As a general rule, you probably shouldn’t let your child eat between 17 and 66 lbs of soil. That’s too much soil.

All of this back-of-the-napkin math is beside the point. Remember, these are worst-case scenario tests – tests that were specifically looking for drugs where they thought they might find them. And even then they came up nearly empty. The tests found only trace amounts of meth in two samples. Despite some reporting to the contrary, there were no detectable levels of any other “illicit drugs” found in any soil sample.

I wrote previously that the Tent City playground is about displacement first, and playgrounds second. Given that the playground is going ahead, it makes sense that the government would want to apply fuel contamination standards for “urban park land use” (p. 3). The report lists multiple instances where those tests exceeded the fuel contamination standards, but pretending that drugs had anything to do with removing the soil is ridiculous.

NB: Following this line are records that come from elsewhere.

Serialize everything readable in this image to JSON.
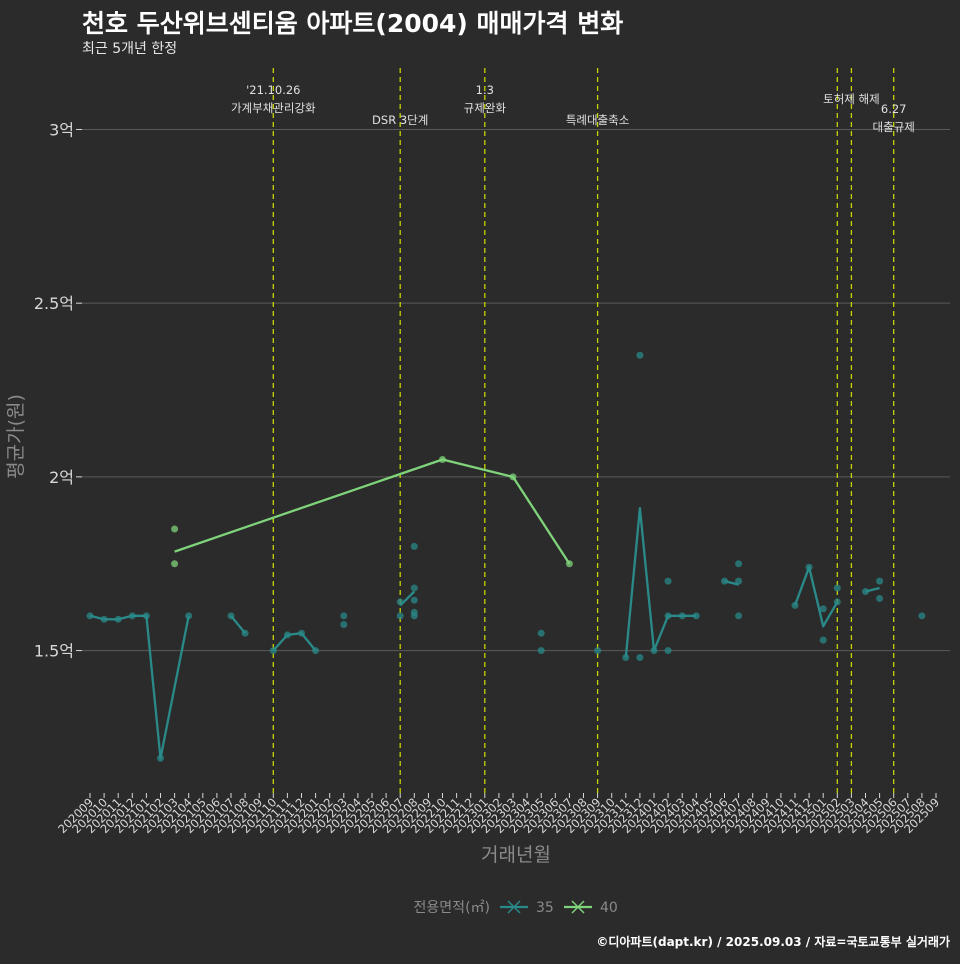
{
  "title": "천호 두산위브센티움 아파트(2004) 매매가격 변화",
  "subtitle": "최근 5개년 한정",
  "caption": "©디아파트(dapt.kr) / 2025.09.03 / 자료=국토교통부 실거래가",
  "colors": {
    "background": "#2b2b2b",
    "grid": "#5a5a5a",
    "series_35": "#2a8a8a",
    "series_40": "#7fd37a",
    "event_line": "#c8d400",
    "axis_text": "#d8d8d8",
    "axis_title": "#8a8a8a"
  },
  "chart_data": {
    "type": "line",
    "xlabel": "거래년월",
    "ylabel": "평균가(원)",
    "ylim": [
      1.09,
      3.2
    ],
    "ymajor": [
      1.5,
      2.0,
      2.5,
      3.0
    ],
    "ytick_labels": [
      "1.5억",
      "2억",
      "2.5억",
      "3억"
    ],
    "grid": true,
    "legend_position": "bottom",
    "legend_title": "전용면적(㎡)",
    "categories": [
      "202009",
      "202010",
      "202011",
      "202012",
      "202101",
      "202102",
      "202103",
      "202104",
      "202105",
      "202106",
      "202107",
      "202108",
      "202109",
      "202110",
      "202111",
      "202112",
      "202201",
      "202202",
      "202203",
      "202204",
      "202205",
      "202206",
      "202207",
      "202208",
      "202209",
      "202210",
      "202211",
      "202212",
      "202301",
      "202302",
      "202303",
      "202304",
      "202305",
      "202306",
      "202307",
      "202308",
      "202309",
      "202310",
      "202311",
      "202312",
      "202401",
      "202402",
      "202403",
      "202404",
      "202405",
      "202406",
      "202407",
      "202408",
      "202409",
      "202410",
      "202411",
      "202412",
      "202501",
      "202502",
      "202503",
      "202504",
      "202505",
      "202506",
      "202507",
      "202508",
      "202509"
    ],
    "series": [
      {
        "name": "35",
        "color": "#2a8a8a",
        "line": [
          [
            "202009",
            1.6
          ],
          [
            "202010",
            1.59
          ],
          [
            "202011",
            1.59
          ],
          [
            "202012",
            1.6
          ],
          [
            "202101",
            1.6
          ],
          [
            "202102",
            1.19
          ],
          [
            "202104",
            1.6
          ]
        ],
        "line_segments": [
          [
            [
              "202009",
              1.6
            ],
            [
              "202010",
              1.59
            ],
            [
              "202011",
              1.59
            ],
            [
              "202012",
              1.6
            ],
            [
              "202101",
              1.6
            ],
            [
              "202102",
              1.19
            ],
            [
              "202104",
              1.6
            ]
          ],
          [
            [
              "202107",
              1.6
            ],
            [
              "202108",
              1.55
            ]
          ],
          [
            [
              "202110",
              1.5
            ],
            [
              "202111",
              1.545
            ],
            [
              "202112",
              1.55
            ],
            [
              "202201",
              1.5
            ]
          ],
          [
            [
              "202207",
              1.63
            ],
            [
              "202208",
              1.67
            ]
          ],
          [
            [
              "202309",
              1.5
            ]
          ],
          [
            [
              "202311",
              1.48
            ],
            [
              "202312",
              1.91
            ],
            [
              "202401",
              1.5
            ],
            [
              "202402",
              1.6
            ],
            [
              "202403",
              1.6
            ],
            [
              "202404",
              1.6
            ]
          ],
          [
            [
              "202406",
              1.7
            ],
            [
              "202407",
              1.69
            ]
          ],
          [
            [
              "202411",
              1.63
            ],
            [
              "202412",
              1.74
            ],
            [
              "202501",
              1.57
            ],
            [
              "202502",
              1.64
            ]
          ],
          [
            [
              "202504",
              1.67
            ],
            [
              "202505",
              1.68
            ]
          ]
        ],
        "points": [
          [
            "202009",
            1.6
          ],
          [
            "202010",
            1.59
          ],
          [
            "202011",
            1.59
          ],
          [
            "202012",
            1.6
          ],
          [
            "202101",
            1.6
          ],
          [
            "202102",
            1.19
          ],
          [
            "202104",
            1.6
          ],
          [
            "202107",
            1.6
          ],
          [
            "202108",
            1.55
          ],
          [
            "202110",
            1.5
          ],
          [
            "202111",
            1.545
          ],
          [
            "202112",
            1.55
          ],
          [
            "202201",
            1.5
          ],
          [
            "202203",
            1.6
          ],
          [
            "202203",
            1.575
          ],
          [
            "202207",
            1.6
          ],
          [
            "202207",
            1.64
          ],
          [
            "202208",
            1.6
          ],
          [
            "202208",
            1.61
          ],
          [
            "202208",
            1.645
          ],
          [
            "202208",
            1.68
          ],
          [
            "202208",
            1.8
          ],
          [
            "202305",
            1.55
          ],
          [
            "202305",
            1.5
          ],
          [
            "202309",
            1.5
          ],
          [
            "202311",
            1.48
          ],
          [
            "202312",
            2.35
          ],
          [
            "202312",
            1.48
          ],
          [
            "202401",
            1.5
          ],
          [
            "202402",
            1.5
          ],
          [
            "202402",
            1.6
          ],
          [
            "202402",
            1.7
          ],
          [
            "202403",
            1.6
          ],
          [
            "202404",
            1.6
          ],
          [
            "202406",
            1.7
          ],
          [
            "202407",
            1.75
          ],
          [
            "202407",
            1.7
          ],
          [
            "202407",
            1.6
          ],
          [
            "202411",
            1.63
          ],
          [
            "202412",
            1.74
          ],
          [
            "202501",
            1.62
          ],
          [
            "202501",
            1.53
          ],
          [
            "202502",
            1.64
          ],
          [
            "202502",
            1.68
          ],
          [
            "202504",
            1.67
          ],
          [
            "202505",
            1.7
          ],
          [
            "202505",
            1.65
          ],
          [
            "202508",
            1.6
          ]
        ]
      },
      {
        "name": "40",
        "color": "#7fd37a",
        "line_segments": [
          [
            [
              "202103",
              1.785
            ],
            [
              "202210",
              2.05
            ],
            [
              "202303",
              2.0
            ],
            [
              "202307",
              1.75
            ]
          ]
        ],
        "points": [
          [
            "202103",
            1.85
          ],
          [
            "202103",
            1.75
          ],
          [
            "202210",
            2.05
          ],
          [
            "202303",
            2.0
          ],
          [
            "202307",
            1.75
          ]
        ]
      }
    ],
    "events": [
      {
        "month": "202110",
        "label_lines": [
          "'21.10.26",
          "가계부채관리강화"
        ],
        "label_row": 0
      },
      {
        "month": "202207",
        "label_lines": [
          "DSR 3단계"
        ],
        "label_row": 1
      },
      {
        "month": "202301",
        "label_lines": [
          "1.3",
          "규제완화"
        ],
        "label_row": 0
      },
      {
        "month": "202309",
        "label_lines": [
          "특례대출축소"
        ],
        "label_row": 1
      },
      {
        "month": "202502",
        "label_lines": [],
        "label_row": 0
      },
      {
        "month": "202503",
        "label_lines": [
          "토허제 해제"
        ],
        "label_row": 0
      },
      {
        "month": "202506",
        "label_lines": [
          "6.27",
          "대출규제"
        ],
        "label_row": 0
      }
    ]
  }
}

When talking about Tent City soil remediation, choosing to put micrograms of meth front and centre without context plays into public fears about poor and homeless Victorians using drugs. Portraying Tent City residents as having destroyed the land with methamphetamines may have helped cement some people’s support for displacing those individuals. The report’s authors were only documenting what they found, and the interpretation was left to the government and the media. Contrary to the narrative that Tent City residents were throwing so much meth on the ground that the soil had to be trucked out of town, the test results suggest that it wasn’t a significant factor.